Velveleye gerek yok, ülke normalleşiyor!
Rejim üzerindeki vesayet durumundan beslenenler, şu sıralarda pek fazla huzursuz... Zira hiç beklemedikleri şeyler oluyor.
Bu yüzden de birileri nasırına basılmışçasına bağırıyor... Hedef toplumu tedirgin etmek, mümkünse kargaşa çıkarmak; böylece ekonomiyi, çarşı-pazarı panikletmek, netice olarak hükümeti baskı altına alıp geri adım attırmak, belki pazarlıklara razı etmek vs...
Apoletli medyanın postal parlatıcıları (Cengiz Çandar ‘Postalperestler’ ifadesini kullanmış) günlerdir, ortalığı toz dumana katıyorlar. İlle de kriz çıkaracaklar ya!.. Gâh orduyu, gâh yargıyı ajite ediyorlar.
Rejim üzerindeki asker vesayetinin de, yargı vesayetinin de kalkmasını zinhar istemiyorlar. Bu sebeple de, anayasal düzene karşı suç işlemeye kalkıştığı, yani darbe yapma hazırlıklarına giriştikleri iddiasıyla soruşturulan kişilerin, kanun önünde hesap vermesini, bunlar neredeyse felaket olarak ilan edecek. Bazıları hakikaten kirli çamurları içinde debeleniyor.
Sadece son sekiz-on yılda kurulmuş olan cunta ve çetelerin sayısı bile, henüz tam olarak tespit edilmiş değil... Baksanıza Sarıkız, Ayışığı, Yakamoz, Eldiven, Ergenekon; Balyoz Harekâtı, Çarşaf, Sakal, Oraj, Suga planları, bunun yanında bol miktarda lahika, bilgi destek ve irtica ile mücadele eylem planı, Kafes Planı, Amirallere suikast planı... Poyrazköy gömüleri, Zir Vadisi cephaneliği, bombalar, bomba atan borular!..
Şimdi devletin yargı mercileri, büyük bir kararlılıkla bu gayrimeşru suç örgütlerini mercek altına almaya başlamış; devlet ve millet aleyhine ne gibi tezgâhların kurulmuş olduğunu tespit etmeye çalışıyor. Fakat nedense bazıları fena halde rahatsız. Onun için de ortalığı velveleye veriyor!..
Ama nafile. İstedikleri kadar gürültü koparsınlar, işin seyrini değiştirmeye güçleri yetmeyecek.
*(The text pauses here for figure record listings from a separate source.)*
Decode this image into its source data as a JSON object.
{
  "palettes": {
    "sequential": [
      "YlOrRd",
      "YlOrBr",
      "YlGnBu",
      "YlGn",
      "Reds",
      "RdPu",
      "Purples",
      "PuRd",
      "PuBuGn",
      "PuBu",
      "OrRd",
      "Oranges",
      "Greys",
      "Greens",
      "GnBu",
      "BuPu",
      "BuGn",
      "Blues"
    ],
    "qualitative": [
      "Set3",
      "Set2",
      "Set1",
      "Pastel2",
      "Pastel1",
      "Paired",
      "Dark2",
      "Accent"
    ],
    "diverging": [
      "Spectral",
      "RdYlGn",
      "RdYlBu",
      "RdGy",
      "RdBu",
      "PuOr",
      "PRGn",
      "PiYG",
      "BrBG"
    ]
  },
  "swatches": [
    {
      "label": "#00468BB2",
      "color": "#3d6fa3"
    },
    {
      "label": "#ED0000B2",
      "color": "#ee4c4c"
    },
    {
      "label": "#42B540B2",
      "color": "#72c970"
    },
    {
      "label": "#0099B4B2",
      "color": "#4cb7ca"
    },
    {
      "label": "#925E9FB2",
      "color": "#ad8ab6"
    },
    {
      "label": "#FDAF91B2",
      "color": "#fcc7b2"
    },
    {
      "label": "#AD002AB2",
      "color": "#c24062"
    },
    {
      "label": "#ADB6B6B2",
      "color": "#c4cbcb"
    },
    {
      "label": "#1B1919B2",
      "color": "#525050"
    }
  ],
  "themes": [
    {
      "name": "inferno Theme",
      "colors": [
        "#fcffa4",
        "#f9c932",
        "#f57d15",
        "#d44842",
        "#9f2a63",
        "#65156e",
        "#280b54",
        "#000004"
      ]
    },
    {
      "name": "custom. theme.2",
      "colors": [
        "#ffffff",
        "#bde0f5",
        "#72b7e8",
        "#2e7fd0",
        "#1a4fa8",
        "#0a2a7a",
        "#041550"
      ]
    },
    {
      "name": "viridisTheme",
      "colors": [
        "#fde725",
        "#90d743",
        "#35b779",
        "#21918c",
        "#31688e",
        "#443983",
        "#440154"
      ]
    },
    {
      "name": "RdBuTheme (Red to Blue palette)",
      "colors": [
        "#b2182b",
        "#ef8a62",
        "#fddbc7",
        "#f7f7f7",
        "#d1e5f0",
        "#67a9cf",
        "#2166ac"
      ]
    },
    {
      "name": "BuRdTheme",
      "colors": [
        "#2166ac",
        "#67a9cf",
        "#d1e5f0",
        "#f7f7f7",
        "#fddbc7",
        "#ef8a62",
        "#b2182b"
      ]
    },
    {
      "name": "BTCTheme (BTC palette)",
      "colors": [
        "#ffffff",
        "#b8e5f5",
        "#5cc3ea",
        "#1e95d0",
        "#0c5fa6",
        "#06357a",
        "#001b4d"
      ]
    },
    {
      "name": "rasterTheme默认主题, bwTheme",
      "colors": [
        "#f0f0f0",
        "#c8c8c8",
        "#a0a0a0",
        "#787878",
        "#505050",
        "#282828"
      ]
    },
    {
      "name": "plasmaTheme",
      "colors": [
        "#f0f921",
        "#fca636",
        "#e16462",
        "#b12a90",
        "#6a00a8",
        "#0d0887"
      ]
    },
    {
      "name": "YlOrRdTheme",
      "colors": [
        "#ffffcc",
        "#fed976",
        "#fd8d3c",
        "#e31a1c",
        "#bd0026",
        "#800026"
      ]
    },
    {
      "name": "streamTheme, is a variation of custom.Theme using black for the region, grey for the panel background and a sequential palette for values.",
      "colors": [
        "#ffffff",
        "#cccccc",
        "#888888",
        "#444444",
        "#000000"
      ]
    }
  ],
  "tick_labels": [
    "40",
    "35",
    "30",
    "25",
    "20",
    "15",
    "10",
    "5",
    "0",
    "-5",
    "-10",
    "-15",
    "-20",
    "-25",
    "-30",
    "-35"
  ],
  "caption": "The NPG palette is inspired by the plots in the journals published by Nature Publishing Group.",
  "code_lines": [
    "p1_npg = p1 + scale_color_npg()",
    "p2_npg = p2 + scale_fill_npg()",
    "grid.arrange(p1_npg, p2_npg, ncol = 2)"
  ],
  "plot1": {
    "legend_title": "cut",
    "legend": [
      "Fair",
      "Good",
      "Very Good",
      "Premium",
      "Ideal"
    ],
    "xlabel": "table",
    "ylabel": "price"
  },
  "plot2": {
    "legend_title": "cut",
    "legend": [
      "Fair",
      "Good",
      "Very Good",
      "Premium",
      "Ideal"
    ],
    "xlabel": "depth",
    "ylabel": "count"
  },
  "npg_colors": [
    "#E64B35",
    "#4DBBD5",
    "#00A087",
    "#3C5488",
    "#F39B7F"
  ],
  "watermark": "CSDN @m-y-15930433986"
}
Başbakan Erdoğan’ın dediği gibi; “Sular artık tersine, yokuş yukarı akıtılamayacak. Bugün olan normalleşmedir...”
Hiç kimsenin bu normalleşmeden gocunmaması lazım. Tabii ki, yarası olanlar hariç...
Medya dünyasında at oynatanların önemli bir kısmı, kategorik biçimde kendisini ‘solcu’ olarak tanımlar. Ancak bunların ekseriyeti, kurulu düzenin sağladığı ballı imkânlarla tanıştıktan sonra, solculuğu bir kalemde öteleyip otoriter yapıların safında yer tutmuştur. Bunlar ikiyüzlü bir yaklaşımla, hiç sıkılmadan askerî darbelere, muhtıralara ve askerin rejim üzerindeki vesayetine her türlü desteği vermiştir. Vermeye de devam ediyor.
Ve bunlar her fırsatta nifak çıkarmaktan, olayları çarpıtmaktan geri durmuyor ne yazık ki... Hiçbir şey bulamazlarsa, darbe hazırlıklarına, çeteleşmelere adı karışan askerlerin gözaltına alınmasını saptırmaya kalkışırlar. Dünyanın neresinde görülmüş böyle şey? Suça karışmış veya hakkında kuvvetli suç şüphesi bulunanlara yapılan yargı işlemlerini, orduya hakaret, askeri aşağılama, rövanş alma gibi son derece çirkin ve tehlikeli boyutlara çekmeye çalışıyorlar...
Ancak bunların maskeleri iyice düştü. O yüzden de bütün vaveylaya rağmen, halk istifini bozmuyor. Zira ortalığı ayağa kaldıranların maksatlarının ne olduğunu biliyor...
Farkında olalım veya olmayalım, Türkiye çok büyük bir değişim geçiriyor. Elbette bu o kadar kolay olmayacak. Ama bilelim ki, gidişat doğru yönde.